In most cases, the dental service provider will submit the required claim form to Canada for payment. If the charges for your services exceed the benefit level under your program, you will be required to make payment for this portion only.
To obtain reimbursement for dental services, forward a completed dental claim form (also available from your dentist) along with an official receipt to Canada Life.
Health care spending account
The Health Care Spending Account (HCSA) benefit is $300 per year, per plan subscriber. The plan subscriber may claim expenses for the whole family up to $300. These credits are intended to pay for medical and dental expenses not covered under your medical and dental plan or your provincial plan.
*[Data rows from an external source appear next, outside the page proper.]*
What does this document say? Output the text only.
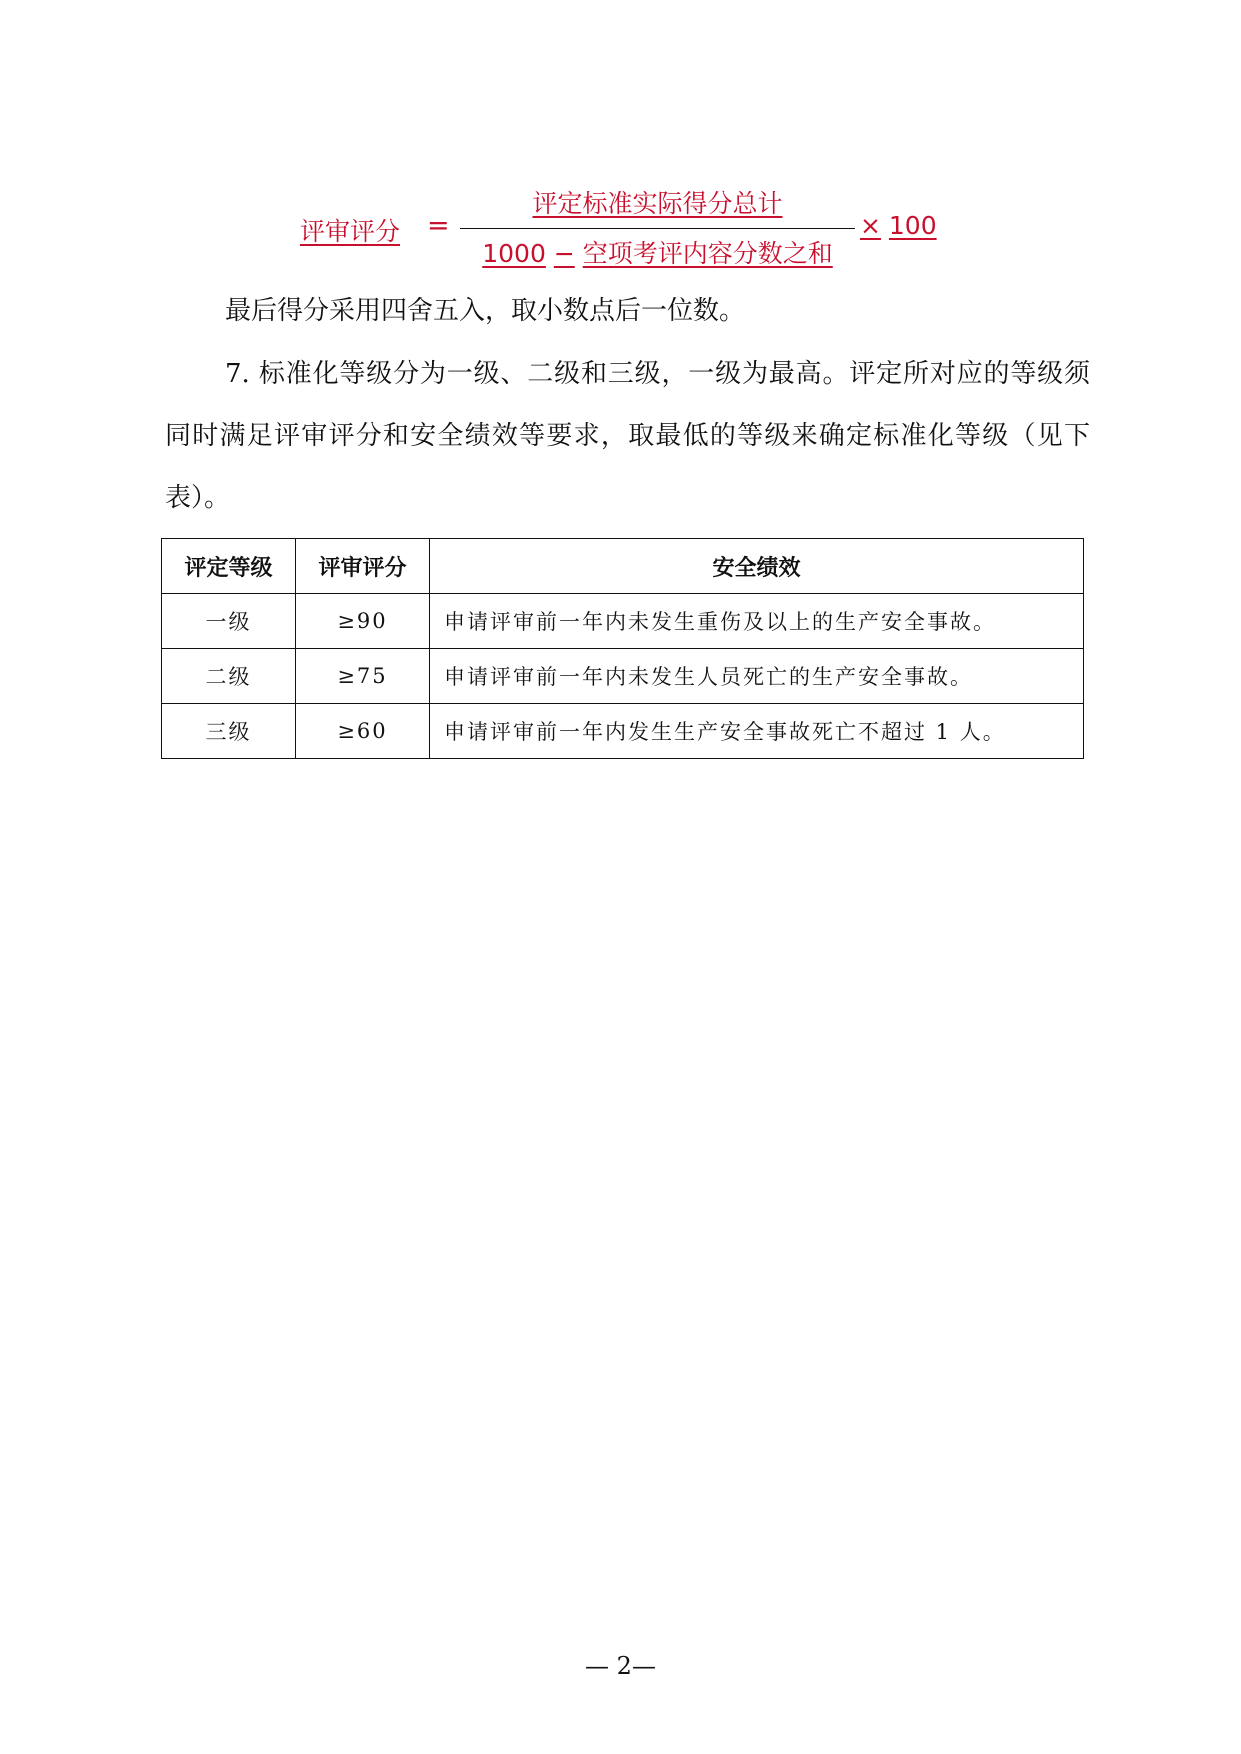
评审评分 =
评定标准实际得分总计
1000 − 空项考评内容分数之和
× 100
最后得分采用四舍五入，取小数点后一位数。
7. 标准化等级分为一级、二级和三级，一级为最高。评定所对应的等级须同时满足评审评分和安全绩效等要求，取最低的等级来确定标准化等级（见下表）。
评定等级	评审评分	安全绩效
一级	≥90	申请评审前一年内未发生重伤及以上的生产安全事故。
二级	≥75	申请评审前一年内未发生人员死亡的生产安全事故。
三级	≥60	申请评审前一年内发生生产安全事故死亡不超过 1 人。
— 2—
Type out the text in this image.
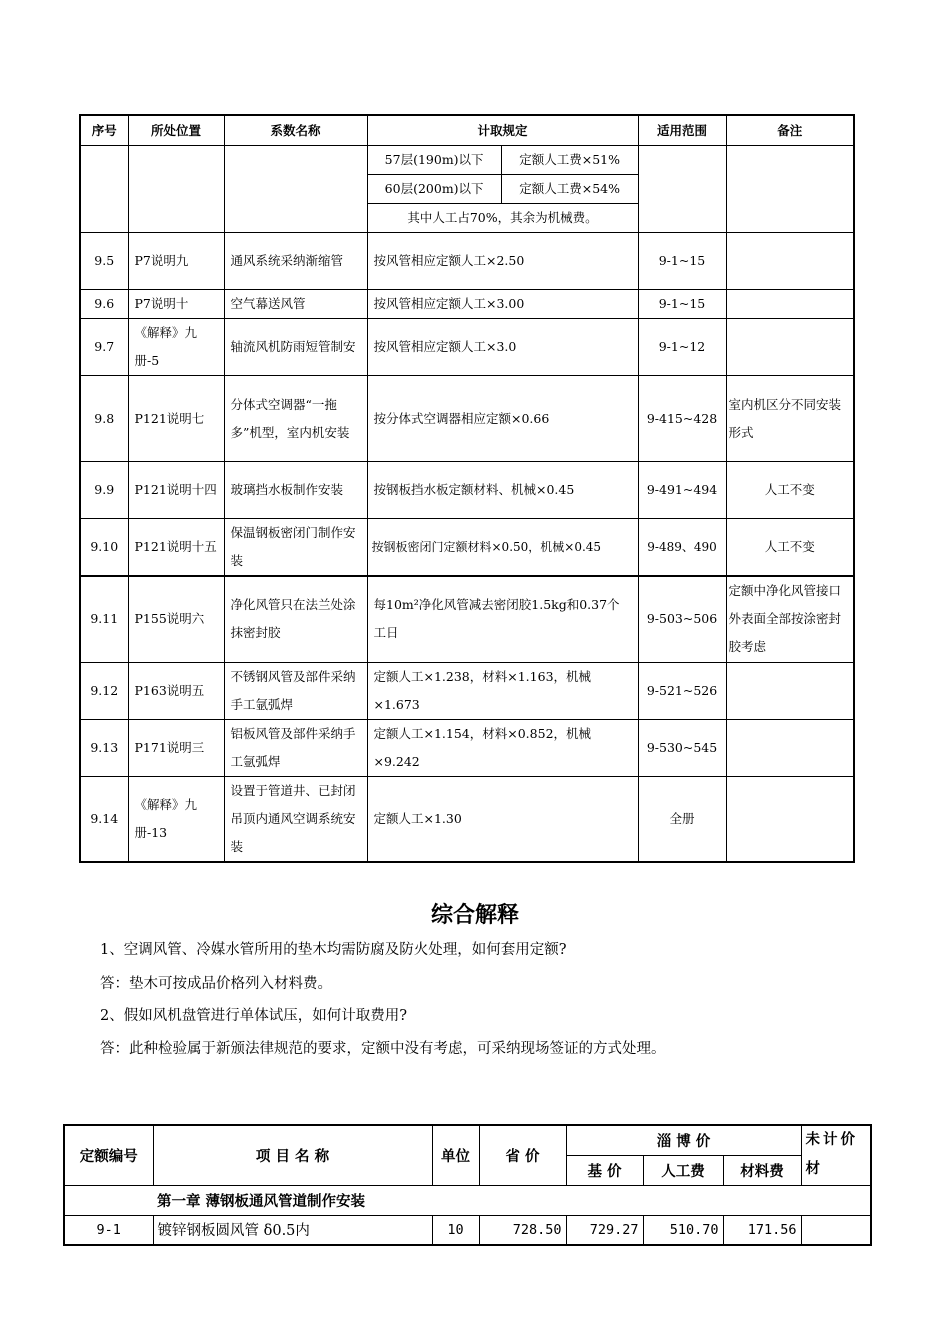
序号	所处位置	系数名称	计取规定	适用范围	备注

57层(190m)以下	定额人工费×51%
60层(200m)以下	定额人工费×54%
其中人工占70%，其余为机械费。

9.5	P7说明九	通风系统采纳渐缩管	按风管相应定额人工×2.50	9-1~15	
9.6	P7说明十	空气幕送风管	按风管相应定额人工×3.00	9-1~15	
9.7	《解释》九册-5	轴流风机防雨短管制安	按风管相应定额人工×3.0	9-1~12	
9.8	P121说明七	分体式空调器“一拖多”机型，室内机安装	按分体式空调器相应定额×0.66	9-415~428	室内机区分不同安装形式
9.9	P121说明十四	玻璃挡水板制作安装	按钢板挡水板定额材料、机械×0.45	9-491~494	人工不变
9.10	P121说明十五	保温钢板密闭门制作安装	按钢板密闭门定额材料×0.50，机械×0.45	9-489、490	人工不变
9.11	P155说明六	净化风管只在法兰处涂抹密封胶	每10m²净化风管减去密闭胶1.5kg和0.37个工日	9-503~506	定额中净化风管接口外表面全部按涂密封胶考虑
9.12	P163说明五	不锈钢风管及部件采纳手工氩弧焊	定额人工×1.238，材料×1.163，机械×1.673	9-521~526	
9.13	P171说明三	铝板风管及部件采纳手工氩弧焊	定额人工×1.154，材料×0.852，机械×9.242	9-530~545	
9.14	《解释》九册-13	设置于管道井、已封闭吊顶内通风空调系统安装	定额人工×1.30	全册	
综合解释
1、空调风管、冷媒水管所用的垫木均需防腐及防火处理，如何套用定额?
答：垫木可按成品价格列入材料费。
2、假如风机盘管进行单体试压，如何计取费用?
答：此种检验属于新颁法律规范的要求，定额中没有考虑，可采纳现场签证的方式处理。
定额编号	项 目 名 称	单位	省 价	淄 博 价			未计价材
				基 价	人工费	材料费	
第一章 薄钢板通风管道制作安装							
9-1	镀锌钢板圆风管 δ0.5内	10	728.50	729.27	510.70	171.56	
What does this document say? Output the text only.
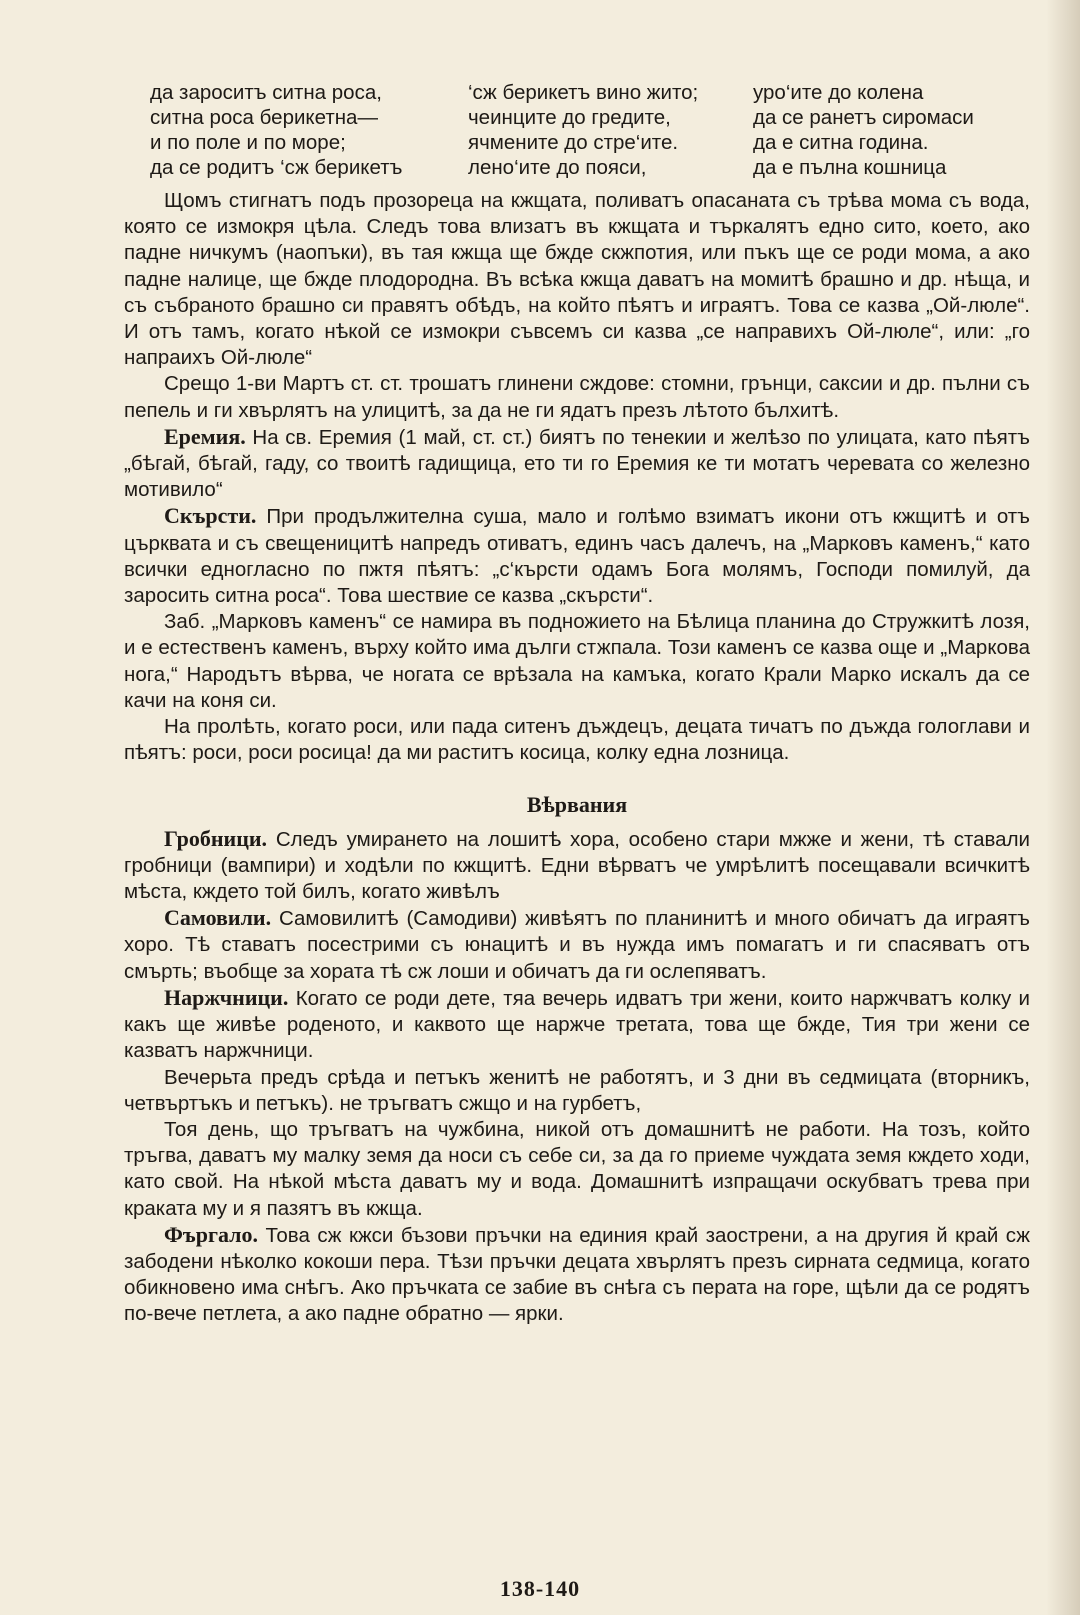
да зароситъ ситна роса,
ситна роса берикетна—
и по поле и по море;
да се родитъ ‘сж берикетъ
‘сж берикетъ вино жито;
чеинците до гредите,
ячмените до стре‘ите.
лено‘ите до пояси,
уро‘ите до колена
да се ранетъ сиромаси
да е ситна година.
да е пълна кошница

Щомъ стигнатъ подъ прозореца на кжщата, поливатъ опасаната съ трѣва мома съ вода, която се измокря цѣла. Следъ това влизатъ въ кжщата и търкалятъ едно сито, което, ако падне ничкумъ (наопъки), въ тая кжща ще бжде скжпотия, или пъкъ ще се роди мома, а ако падне налице, ще бжде плодородна. Въ всѣка кжща даватъ на момитѣ брашно и др. нѣща, и съ събраното брашно си правятъ обѣдъ, на който пѣятъ и играятъ. Това се казва „Ой-люле“. И отъ тамъ, когато нѣкой се измокри съвсемъ си казва „се направихъ Ой-люле“, или: „го напраихъ Ой-люле“

Срещо 1-ви Мартъ ст. ст. трошатъ глинени сждове: стомни, грънци, саксии и др. пълни съ пепель и ги хвърлятъ на улицитѣ, за да не ги ядатъ презъ лѣтото бълхитѣ.

Еремия. На св. Еремия (1 май, ст. ст.) биятъ по тенекии и желѣзо по улицата, като пѣятъ „бѣгай, бѣгай, гаду, со твоитѣ гадищица, ето ти го Еремия ке ти мотатъ черевата со железно мотивило“

Скърсти. При продължителна суша, мало и голѣмо взиматъ икони отъ кжщитѣ и отъ църквата и съ свещеницитѣ напредъ отиватъ, единъ часъ далечъ, на „Марковъ каменъ,“ като всички едногласно по пжтя пѣятъ: „с‘кърсти одамъ Бога молямъ, Господи помилуй, да заросить ситна роса“. Това шествие се казва „скърсти“.

Заб. „Марковъ каменъ“ се намира въ подножието на Бѣлица планина до Стружкитѣ лозя, и е естественъ каменъ, върху който има дълги стжпала. Този каменъ се казва още и „Маркова нога,“ Народътъ вѣрва, че ногата се врѣзала на камъка, когато Крали Марко искалъ да се качи на коня си.

На пролѣть, когато роси, или пада ситенъ дъждецъ, децата тичатъ по дъжда гологлави и пѣятъ: роси, роси росица! да ми раститъ косица, колку една лозница.

Вѣрвания

Гробници. Следъ умирането на лошитѣ хора, особено стари мжже и жени, тѣ ставали гробници (вампири) и ходѣли по кжщитѣ. Едни вѣрватъ че умрѣлитѣ посещавали всичкитѣ мѣста, кждето той билъ, когато живѣлъ

Самовили. Самовилитѣ (Самодиви) живѣятъ по планинитѣ и много обичатъ да играятъ хоро. Тѣ ставатъ посестрими съ юнацитѣ и въ нужда имъ помагатъ и ги спасяватъ отъ смърть; въобще за хората тѣ сж лоши и обичатъ да ги ослепяватъ.

Наржчници. Когато се роди дете, тяа вечерь идватъ три жени, които наржчватъ колку и какъ ще живѣе роденото, и каквото ще наржче третата, това ще бжде, Тия три жени се казватъ наржчници.

Вечерьта предъ срѣда и петъкъ женитѣ не работятъ, и 3 дни въ седмицата (вторникъ, четвъртъкъ и петъкъ). не тръгватъ сжщо и на гурбетъ,

Тоя день, що тръгватъ на чужбина, никой отъ домашнитѣ не работи. На тозъ, който тръгва, даватъ му малку земя да носи съ себе си, за да го приеме чуждата земя кждето ходи, като свой. На нѣкой мѣста даватъ му и вода. Домашнитѣ изпращачи оскубватъ трева при краката му и я пазятъ въ кжща.

Фъргало. Това сж кжси бъзови пръчки на единия край заострени, а на другия й край сж забодени нѣколко кокоши пера. Тѣзи пръчки децата хвърлятъ презъ сирната седмица, когато обикновено има снѣгъ. Ако пръчката се забие въ снѣга съ перата на горе, щѣли да се родятъ по-вече петлета, а ако падне обратно — ярки.

138-140
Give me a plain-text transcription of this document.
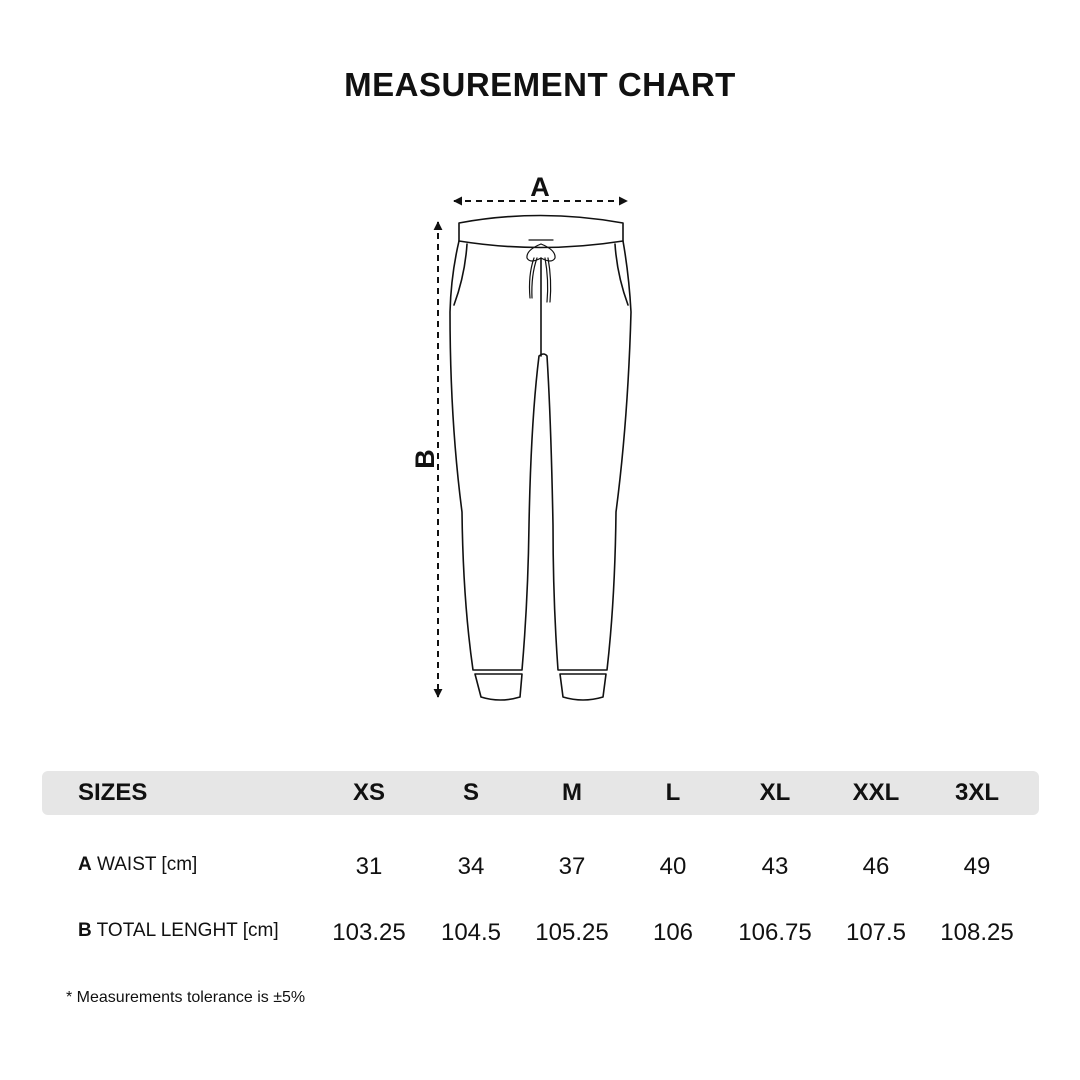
MEASUREMENT CHART
A
B
SIZES	XS	S	M	L	XL	XXL	3XL
A WAIST [cm]	31	34	37	40	43	46	49
B TOTAL LENGHT [cm]	103.25	104.5	105.25	106	106.75	107.5	108.25
* Measurements tolerance is ±5%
The HCSA will reimburse you for the balance of the expense remaining after all other insurance plans have paid out. You must first submit all claims to any government and private insurance plans under which you or any eligible dependents are covered. Once you have received reimbursement for the expense from all other plans, you may submit a claim against the HCSA.
Claims against the HCSA may be submitted on a claim form. To submit dental claims to HSCA, use form M445D. To submit a claim to HSCA for all other claims, use form M635D.
Submit claims online
Submit your claims easily online and review a summary of all of your claims on My Canada Life at Work web portal; this can be handy for income tax purposes.
To submit claims online, you will need to be registered for My Canada Life at Work and signed up for direct deposit of claim payments with eDetails. For online claim submissions, your Explanation of Benefits will only be available online.
Use My Canada Life at Work to create a summary of your claim history by patient and/or benefit, sorted by service date or service description, as well as several other services.